Wayne, please edit your URLs to have spaces before and after them and HU should interpret them correctly. The URLs formatted this way should also work fine on other forums.
I'm not sure exactly what you mean by spaces as it looks spaced from where I am. Maybe it is me that is spaced(: Should I re submit the whole article or will everybody see the hopefully working links? This is a more interactive post that I hope members will use.
Thanks for heads up. I hope the other links worked. Don't know what I did differently?!
In the above article you have both links bracketed with <>. If you just have www not <....>, I'm certain the links will work fine. I'd edit them only I have a bung hand and am using a tablet's predictive text to write this. Plus hopefully you and other readers will read this and save me future work
Hopefully my screw-up is a learning curve that will avoid future work on your end for which I apologize. I see that Murphy's Law is still working given the timing with your bad hand - It is always reassuring to know we can count on some things remaining consistent(-;
That is a bummer you cannot make the "calculator" links work. It is interactively fun to see your "risk" profile as you "nuke" yourself at different ages and in different ways. I clicked on the links posted by Dick and that worked as well as my converted to tiny url links... I have a Mac desk-top if that makes any difference. The cyber gods work in mysterious ways.
Yeah it is, but I found some good info in the links I posted. If a neck to pelvis scan (plus contrast) is about 10 mSv , then together with a PET scan and another CT last May and the remaining 6 scans, I will have at least 100 mSv. I think I should ask for a thyroid shield, what do you think?
I believe you raise a devilishly hard concern to answer at this time in my learning curve. I have had a very difficult time getting knowledgeable people to answer important questions like your thyroid concern in the Clinical Trial context. Your concern is emblematic of a bigger area of organ tissue sensitivity.
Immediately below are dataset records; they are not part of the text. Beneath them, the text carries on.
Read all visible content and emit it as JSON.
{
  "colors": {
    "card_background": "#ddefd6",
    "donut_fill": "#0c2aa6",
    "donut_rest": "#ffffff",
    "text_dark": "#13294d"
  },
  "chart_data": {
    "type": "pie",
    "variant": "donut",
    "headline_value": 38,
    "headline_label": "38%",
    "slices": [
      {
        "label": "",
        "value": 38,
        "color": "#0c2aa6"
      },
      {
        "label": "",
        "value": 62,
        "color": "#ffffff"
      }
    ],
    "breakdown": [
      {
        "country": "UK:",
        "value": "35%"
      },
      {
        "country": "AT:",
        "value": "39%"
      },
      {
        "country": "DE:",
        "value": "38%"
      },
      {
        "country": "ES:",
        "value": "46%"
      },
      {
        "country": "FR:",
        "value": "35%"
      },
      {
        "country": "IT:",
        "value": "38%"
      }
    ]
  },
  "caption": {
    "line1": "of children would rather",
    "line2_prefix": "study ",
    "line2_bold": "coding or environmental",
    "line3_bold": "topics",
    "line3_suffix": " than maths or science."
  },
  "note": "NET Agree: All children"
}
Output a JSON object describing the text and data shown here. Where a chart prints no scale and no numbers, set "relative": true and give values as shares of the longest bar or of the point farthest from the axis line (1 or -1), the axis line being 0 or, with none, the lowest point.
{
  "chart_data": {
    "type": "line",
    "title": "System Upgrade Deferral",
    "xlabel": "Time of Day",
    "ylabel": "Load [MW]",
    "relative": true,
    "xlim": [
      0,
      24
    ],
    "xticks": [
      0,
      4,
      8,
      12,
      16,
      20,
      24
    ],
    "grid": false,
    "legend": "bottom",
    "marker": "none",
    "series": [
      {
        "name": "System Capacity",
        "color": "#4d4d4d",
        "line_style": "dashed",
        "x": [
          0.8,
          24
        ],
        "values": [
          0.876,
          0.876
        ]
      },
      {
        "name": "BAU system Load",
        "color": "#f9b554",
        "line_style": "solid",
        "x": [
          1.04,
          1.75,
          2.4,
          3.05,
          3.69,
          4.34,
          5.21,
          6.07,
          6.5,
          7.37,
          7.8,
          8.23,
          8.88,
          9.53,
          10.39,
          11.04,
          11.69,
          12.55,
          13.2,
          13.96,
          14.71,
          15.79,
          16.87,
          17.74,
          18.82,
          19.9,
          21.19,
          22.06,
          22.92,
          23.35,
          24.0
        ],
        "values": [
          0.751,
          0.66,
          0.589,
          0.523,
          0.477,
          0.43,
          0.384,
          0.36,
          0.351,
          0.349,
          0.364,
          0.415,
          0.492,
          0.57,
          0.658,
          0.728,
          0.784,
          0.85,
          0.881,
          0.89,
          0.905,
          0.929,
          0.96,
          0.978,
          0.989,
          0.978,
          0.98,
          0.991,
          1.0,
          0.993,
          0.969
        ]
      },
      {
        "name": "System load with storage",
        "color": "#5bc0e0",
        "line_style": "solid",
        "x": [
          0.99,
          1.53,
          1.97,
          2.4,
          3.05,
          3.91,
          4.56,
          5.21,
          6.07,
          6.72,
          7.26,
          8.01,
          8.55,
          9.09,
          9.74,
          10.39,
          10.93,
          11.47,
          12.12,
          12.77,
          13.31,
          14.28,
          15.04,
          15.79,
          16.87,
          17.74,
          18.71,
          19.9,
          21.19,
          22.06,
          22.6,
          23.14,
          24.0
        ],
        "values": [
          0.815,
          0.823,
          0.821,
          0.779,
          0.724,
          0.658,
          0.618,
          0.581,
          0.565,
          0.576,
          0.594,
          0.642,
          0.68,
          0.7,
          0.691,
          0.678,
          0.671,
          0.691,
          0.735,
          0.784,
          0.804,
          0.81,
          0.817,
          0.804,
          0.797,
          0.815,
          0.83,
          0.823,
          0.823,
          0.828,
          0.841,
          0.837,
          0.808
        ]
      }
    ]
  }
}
I have met two guys recently in their 30s who are both entering Clinical Trials and can expect many scans - so what about the abdominal/pelvic scan and the "family jewels"?? Conceivably they could be looking at Clinical Trial enrollment over a 30 year span.
Ionizing radiation in a pediatric setting is a prime and rightly deserved focus for reducing radiation but none of the papers I have come across discusses the frequent CT use in the adult Clinical Trial setting. I am over 70 now and though I am uncomfortable with the frequency of scans it is easier to justify the risks than with folks <60.
I would bring up your concern with your Doc and radiologist if possible and give us a heads up as to their response.
Your last two links were particularly interesting but I fear many folks will not pursue looking for the detailed papers which are difficult to translate into an individual's actual experience. That is why I was happy to have found the Risk Calculator even with its obvious flaws.